Les ministres européens des finances ont peu progressé à l’issue d’une première journée de discussions, lundi 10 mars à Bruxelles, pour tenter de trouver un accord définitif sur l’union bancaire avant les élections européennes de mai. Mardi, les ministres des 28 poursuivront leurs discussions mais une réunion supplémentaire pourrait être nécessaire la semaine prochaine pour boucler le dossier.

Si tel est le cas, « ce ne serait pas dramatique, nous avons encore une semaine pour parvenir à un accord », a estimé le ministre français Pierre Moscovici, tout en rappelant la nécessité d’aboutir avant le prochain sommet européen les 20-21 mars à Bruxelles. « Si nous parvenons à réduire cette semaine considérablement la liste de sujets ouverts (…), nous avons la possibilité de tenir le calendrier qu’avaient fixé les chefs d’Etat et de gouvernement et que les citoyens européens ont le droit d’attendre de nous », a renchéri Michel Barnier, le commissaire européen en charge des services financiers.

Lire le décryptage : L’ambitieuse réforme des grandes banques européennes de Michel Barnier

Un accord sur l’union bancaire doit être trouvé pendant la mandature du Parlement européen, dont la dernière session plénière a lieu en avril. Mais les positions du Parlement et de certains Etats, notamment l’Allemagne, restent très éloignées. Une réunion du Parlement et du Conseil, qui représente les Etats, est prévue mercredi sur ce sujet.

Lire : L’adoption du projet d’union bancaire menacée par les différends entre les Etats et le Parlement européens

MODALITÉS DU FONDS DE RÉSOLUTION DES CRISES

Lundi, les discussions ont donc porté sur le second pilier de l’union bancaire : le mécanisme unique pour l’ensemble de la zone euro, dit « de résolution », qui permettra de procéder à la mise en faillite ordonnée des banques en difficultés. Le premier pilier, qui entrera en vigueur à la fin de l’année, consiste en un mécanisme unique de supervision du secteur bancaire de la zone euro, confié à la Banque centrale européenne. L’ensemble de cette architecture vise à faire en sorte qu’à l’avenir, les contribuables ne soient plus obligés de payer pour sortir le secteur bancaire d’une possible nouvelle crise.

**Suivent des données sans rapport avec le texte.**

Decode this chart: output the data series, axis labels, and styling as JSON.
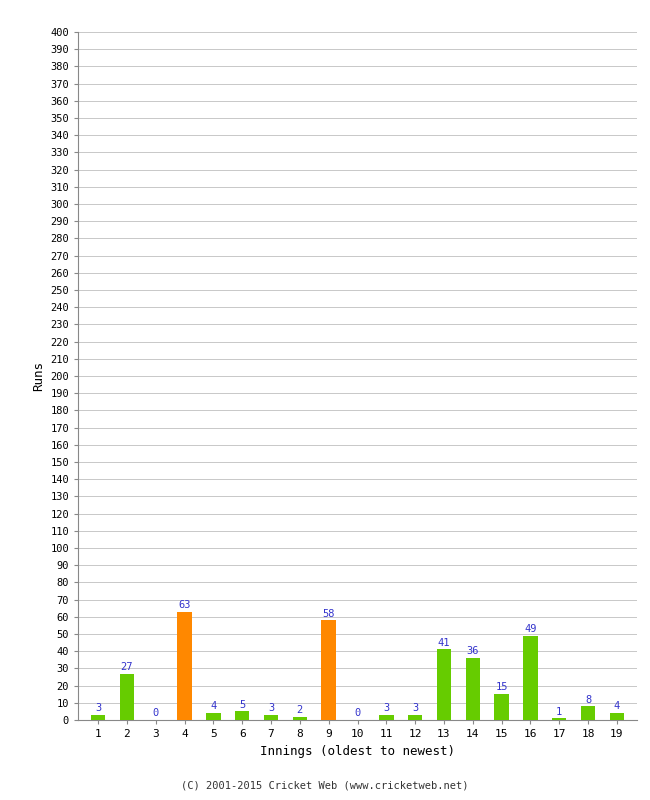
{
  "xlabel": "Innings (oldest to newest)",
  "ylabel": "Runs",
  "innings": [
    1,
    2,
    3,
    4,
    5,
    6,
    7,
    8,
    9,
    10,
    11,
    12,
    13,
    14,
    15,
    16,
    17,
    18,
    19
  ],
  "values": [
    3,
    27,
    0,
    63,
    4,
    5,
    3,
    2,
    58,
    0,
    3,
    3,
    41,
    36,
    15,
    49,
    1,
    8,
    4
  ],
  "colors": [
    "#66cc00",
    "#66cc00",
    "#66cc00",
    "#ff8800",
    "#66cc00",
    "#66cc00",
    "#66cc00",
    "#66cc00",
    "#ff8800",
    "#66cc00",
    "#66cc00",
    "#66cc00",
    "#66cc00",
    "#66cc00",
    "#66cc00",
    "#66cc00",
    "#66cc00",
    "#66cc00",
    "#66cc00"
  ],
  "ylim": [
    0,
    400
  ],
  "yticks": [
    0,
    10,
    20,
    30,
    40,
    50,
    60,
    70,
    80,
    90,
    100,
    110,
    120,
    130,
    140,
    150,
    160,
    170,
    180,
    190,
    200,
    210,
    220,
    230,
    240,
    250,
    260,
    270,
    280,
    290,
    300,
    310,
    320,
    330,
    340,
    350,
    360,
    370,
    380,
    390,
    400
  ],
  "label_color": "#3333cc",
  "background_color": "#ffffff",
  "grid_color": "#c8c8c8",
  "footer": "(C) 2001-2015 Cricket Web (www.cricketweb.net)",
  "bar_width": 0.5
}
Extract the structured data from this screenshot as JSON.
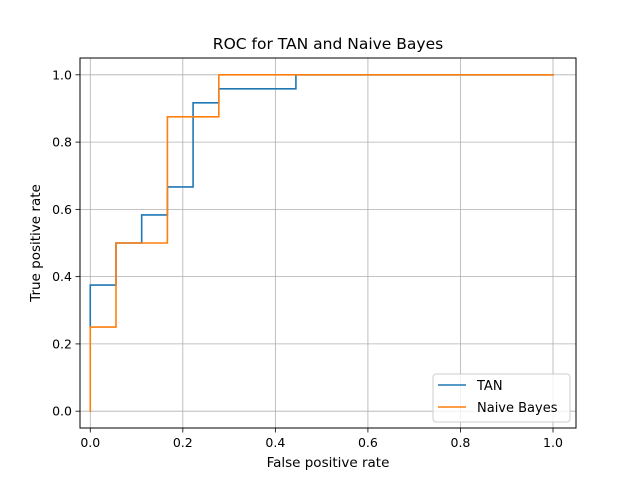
{
  "chart_data": {
    "type": "line",
    "title": "ROC for TAN and Naive Bayes",
    "xlabel": "False positive rate",
    "ylabel": "True positive rate",
    "xlim": [
      -0.0222,
      1.0497
    ],
    "ylim": [
      -0.05,
      1.05
    ],
    "xticks": [
      0.0,
      0.2,
      0.4,
      0.6,
      0.8,
      1.0
    ],
    "yticks": [
      0.0,
      0.2,
      0.4,
      0.6,
      0.8,
      1.0
    ],
    "xtick_labels": [
      "0.0",
      "0.2",
      "0.4",
      "0.6",
      "0.8",
      "1.0"
    ],
    "ytick_labels": [
      "0.0",
      "0.2",
      "0.4",
      "0.6",
      "0.8",
      "1.0"
    ],
    "grid": true,
    "legend_position": "lower-right",
    "series": [
      {
        "name": "TAN",
        "color": "#1f77b4",
        "x": [
          0.0,
          0.0,
          0.0556,
          0.0556,
          0.1111,
          0.1111,
          0.1667,
          0.1667,
          0.2222,
          0.2222,
          0.2778,
          0.2778,
          0.4444,
          0.4444,
          1.0
        ],
        "y": [
          0.25,
          0.375,
          0.375,
          0.5,
          0.5,
          0.5833,
          0.5833,
          0.6667,
          0.6667,
          0.9167,
          0.9167,
          0.9583,
          0.9583,
          1.0,
          1.0
        ]
      },
      {
        "name": "Naive Bayes",
        "color": "#ff7f0e",
        "x": [
          0.0,
          0.0,
          0.0556,
          0.0556,
          0.1667,
          0.1667,
          0.2778,
          0.2778,
          1.0
        ],
        "y": [
          0.0,
          0.25,
          0.25,
          0.5,
          0.5,
          0.875,
          0.875,
          1.0,
          1.0
        ]
      }
    ]
  }
}
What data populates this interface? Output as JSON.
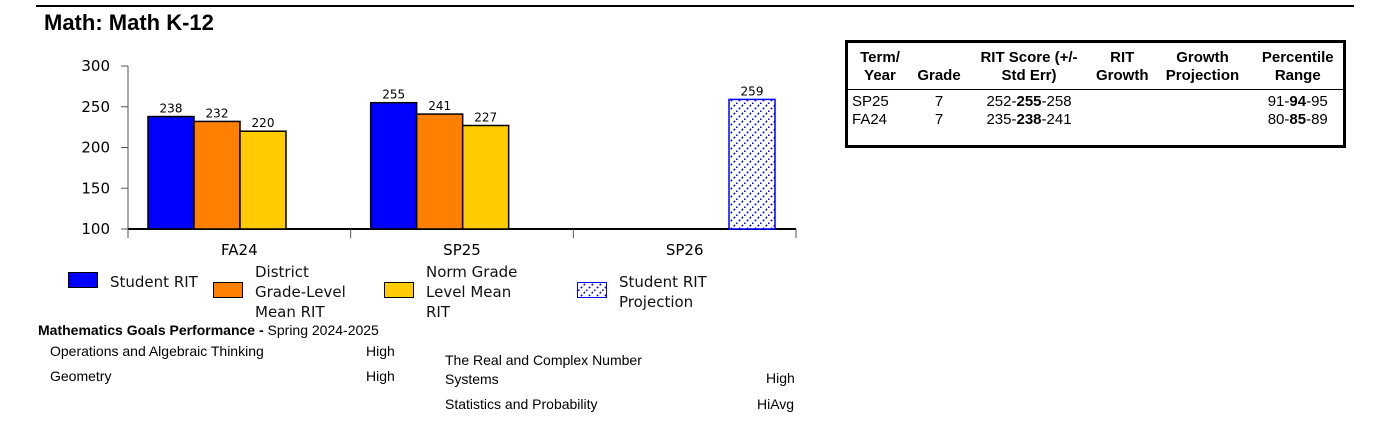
{
  "page": {
    "title": "Math: Math K-12"
  },
  "chart_data": {
    "type": "bar",
    "categories": [
      "FA24",
      "SP25",
      "SP26"
    ],
    "ylim": [
      100,
      300
    ],
    "yticks": [
      100,
      150,
      200,
      250,
      300
    ],
    "series": [
      {
        "name": "Student RIT",
        "color": "#0000ff",
        "values": [
          238,
          255,
          null
        ]
      },
      {
        "name": "District Grade-Level Mean RIT",
        "color": "#ff8000",
        "values": [
          232,
          241,
          null
        ]
      },
      {
        "name": "Norm Grade Level Mean RIT",
        "color": "#ffcc00",
        "values": [
          220,
          227,
          null
        ]
      },
      {
        "name": "Student RIT Projection",
        "color": "#0000ff",
        "pattern": "hatched",
        "values": [
          null,
          null,
          259
        ]
      }
    ],
    "legend": {
      "position": "bottom",
      "items": [
        {
          "label": "Student RIT",
          "color": "#0000ff"
        },
        {
          "label": "District Grade-Level Mean RIT",
          "color": "#ff8000"
        },
        {
          "label": "Norm Grade Level Mean RIT",
          "color": "#ffcc00"
        },
        {
          "label": "Student RIT Projection",
          "color": "#0000ff",
          "pattern": "hatched"
        }
      ]
    }
  },
  "rit_table": {
    "headers": [
      "Term/ Year",
      "Grade",
      "RIT Score (+/- Std Err)",
      "RIT Growth",
      "Growth Projection",
      "Percentile Range"
    ],
    "rows": [
      {
        "term": "SP25",
        "grade": "7",
        "rit_low": "252-",
        "rit_mid": "255",
        "rit_high": "-258",
        "rit_growth": "",
        "growth_projection": "",
        "pct_low": "91-",
        "pct_mid": "94",
        "pct_high": "-95"
      },
      {
        "term": "FA24",
        "grade": "7",
        "rit_low": "235-",
        "rit_mid": "238",
        "rit_high": "-241",
        "rit_growth": "",
        "growth_projection": "",
        "pct_low": "80-",
        "pct_mid": "85",
        "pct_high": "-89"
      }
    ]
  },
  "goals": {
    "heading_bold": "Mathematics Goals Performance - ",
    "heading_rest": "Spring 2024-2025",
    "items": [
      {
        "name": "Operations and Algebraic Thinking",
        "level": "High"
      },
      {
        "name": "Geometry",
        "level": "High"
      },
      {
        "name": "The Real and Complex Number Systems",
        "level": "High"
      },
      {
        "name": "Statistics and Probability",
        "level": "HiAvg"
      }
    ]
  }
}
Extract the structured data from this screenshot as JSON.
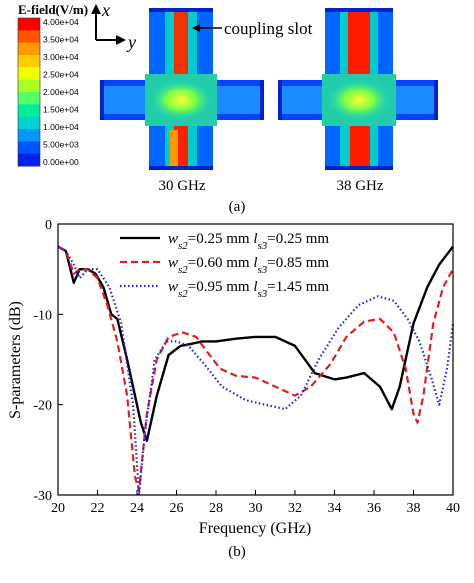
{
  "field_panel": {
    "colorbar_title": "E-field(V/m)",
    "colorbar_labels": [
      "4.00e+04",
      "3.50e+04",
      "3.00e+04",
      "2.50e+04",
      "2.00e+04",
      "1.50e+04",
      "1.00e+04",
      "5.00e+03",
      "0.00e+00"
    ],
    "colorbar_colors": [
      "#ff0000",
      "#ff5500",
      "#ff9900",
      "#ffcc00",
      "#eeff00",
      "#aaff22",
      "#55ff66",
      "#00ee99",
      "#00d0d0",
      "#0099ff",
      "#0055ff",
      "#0022ee"
    ],
    "axis_x": "x",
    "axis_y": "y",
    "annotation": "coupling slot",
    "label_left": "30 GHz",
    "label_right": "38 GHz",
    "panel_label": "(a)"
  },
  "chart_panel": {
    "panel_label": "(b)"
  },
  "chart_data": {
    "type": "line",
    "xlabel": "Frequency (GHz)",
    "ylabel": "S-parameters (dB)",
    "xlim": [
      20,
      40
    ],
    "ylim": [
      -30,
      0
    ],
    "xticks": [
      "20",
      "22",
      "24",
      "26",
      "28",
      "30",
      "32",
      "34",
      "36",
      "38",
      "40"
    ],
    "yticks": [
      "0",
      "-10",
      "-20",
      "-30"
    ],
    "legend_position": "top-right",
    "series": [
      {
        "name": "ws2=0.25 mm ls3=0.25 mm",
        "color": "#000000",
        "dash": "solid",
        "points": [
          [
            20,
            -2.5
          ],
          [
            20.4,
            -3
          ],
          [
            20.8,
            -6.5
          ],
          [
            21.1,
            -5
          ],
          [
            21.5,
            -5
          ],
          [
            21.9,
            -5.5
          ],
          [
            22.3,
            -7
          ],
          [
            22.7,
            -10
          ],
          [
            23,
            -10.5
          ],
          [
            23.5,
            -15
          ],
          [
            24.2,
            -22
          ],
          [
            24.5,
            -24
          ],
          [
            25,
            -19
          ],
          [
            25.6,
            -14.5
          ],
          [
            26.2,
            -13.5
          ],
          [
            26.7,
            -13.3
          ],
          [
            27.3,
            -13
          ],
          [
            28,
            -13
          ],
          [
            29,
            -12.7
          ],
          [
            30,
            -12.5
          ],
          [
            31,
            -12.5
          ],
          [
            32,
            -13.5
          ],
          [
            33,
            -16.5
          ],
          [
            34,
            -17.2
          ],
          [
            34.6,
            -17
          ],
          [
            35.5,
            -16.5
          ],
          [
            36.3,
            -18
          ],
          [
            36.9,
            -20.5
          ],
          [
            37.3,
            -18
          ],
          [
            38,
            -11
          ],
          [
            38.7,
            -7
          ],
          [
            39.3,
            -4.5
          ],
          [
            40,
            -2.5
          ]
        ]
      },
      {
        "name": "ws2=0.60 mm ls3=0.85 mm",
        "color": "#e02020",
        "dash": "dashed",
        "points": [
          [
            20,
            -2.5
          ],
          [
            20.4,
            -3
          ],
          [
            20.8,
            -5.5
          ],
          [
            21.1,
            -5
          ],
          [
            21.5,
            -5
          ],
          [
            22,
            -6
          ],
          [
            22.5,
            -9
          ],
          [
            23,
            -13
          ],
          [
            23.5,
            -19
          ],
          [
            23.9,
            -28
          ],
          [
            24.1,
            -29.5
          ],
          [
            24.5,
            -21
          ],
          [
            25,
            -15
          ],
          [
            25.6,
            -12.5
          ],
          [
            26.3,
            -12
          ],
          [
            27,
            -12.5
          ],
          [
            27.5,
            -14
          ],
          [
            28.2,
            -16
          ],
          [
            29,
            -16.8
          ],
          [
            30,
            -17
          ],
          [
            31,
            -18
          ],
          [
            32,
            -19
          ],
          [
            32.8,
            -18
          ],
          [
            33.8,
            -15.5
          ],
          [
            34.6,
            -12.5
          ],
          [
            35.5,
            -10.8
          ],
          [
            36.3,
            -10.5
          ],
          [
            37,
            -12
          ],
          [
            37.6,
            -16
          ],
          [
            38,
            -21
          ],
          [
            38.2,
            -22
          ],
          [
            38.5,
            -19
          ],
          [
            39,
            -11
          ],
          [
            39.5,
            -7
          ],
          [
            40,
            -5
          ]
        ]
      },
      {
        "name": "ws2=0.95 mm ls3=1.45 mm",
        "color": "#2222dd",
        "dash": "dotted",
        "points": [
          [
            20,
            -2.5
          ],
          [
            20.4,
            -3
          ],
          [
            20.8,
            -4.5
          ],
          [
            21.1,
            -6
          ],
          [
            21.5,
            -5
          ],
          [
            22,
            -5
          ],
          [
            22.6,
            -7
          ],
          [
            23.2,
            -11
          ],
          [
            23.8,
            -20
          ],
          [
            24.1,
            -30
          ],
          [
            24.4,
            -23
          ],
          [
            24.9,
            -15
          ],
          [
            25.5,
            -13
          ],
          [
            26,
            -13
          ],
          [
            26.6,
            -13.5
          ],
          [
            27.4,
            -15.5
          ],
          [
            28.3,
            -18
          ],
          [
            29.5,
            -19.5
          ],
          [
            30.5,
            -20
          ],
          [
            31.5,
            -20.5
          ],
          [
            32.3,
            -19
          ],
          [
            33.2,
            -15
          ],
          [
            34.2,
            -11.5
          ],
          [
            35.2,
            -9
          ],
          [
            36.2,
            -8
          ],
          [
            37,
            -8.5
          ],
          [
            37.7,
            -10.5
          ],
          [
            38.3,
            -13
          ],
          [
            38.9,
            -17
          ],
          [
            39.3,
            -20
          ],
          [
            39.7,
            -16
          ],
          [
            40,
            -11
          ]
        ]
      }
    ]
  }
}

Lire le récit : Si l’union bancaire m’était contée

Les ministres des finances et des représentants du Parlement européen ont notamment discuté lundi soir du fonds qui accompagnera le mécanisme de résolution et sera abondé par les banques. Il doit reposer sur un accord intergouvernemental entre pays participants. « Nous avons fait des progrès mais je ne peux entrer dans les détails », a indiqué le ministre néerlandais, Jeroen Dijsselbloem, par ailleurs patron de la zone euro.

« CERTAINES POSITIONS BOUGENT PEU »

Mardi, les ministres des Vingt-huit poursuivront leurs discussions, notamment sur le rythme auquel ce fonds devra être abondé : les Etats prévoyaient jusqu’ici une période de dix ans, jugée trop longue par le Parlement. « Sur le rythme de mutualisation du fonds, l’option qui a été préférée est celle de huit ans mais il n’y pas d’accord » à ce stade, a précisé M. Moscovici lors d’une conférence de presse. Les ministres devront aussi discuter de la possibilité que le fonds puisse emprunter et des modalités de prise de décision en cas de « résolution ».

S’ils parviennent à s’entendre mardi, la présidence grecque de l’UE tentera ensuite de finaliser mercredi un accord politique avec le Parlement européen, ouvrant la voie à une adoption formelle du texte lors de la session d’avril à Strasbourg. Mais ce scénario semble désormais « un chouïa prématuré », selon M. Moscovici, concédant que « certaines positions bougent peu ».

Fin février, le ministre des finances allemand, Wolfgang Schäuble, avait exclu la possibilité qu’un accord sur les règles de résolution bancaire puisse être trouvé dans l’immédiat. « Nous trouverons [une solution] dès que cela sera nécessaire, pas avant », avait-il affirmé.

Source : Le Monde AFP 11/03/2014

Ramon Fernandez : « L’union bancaire est une nécessité absolue »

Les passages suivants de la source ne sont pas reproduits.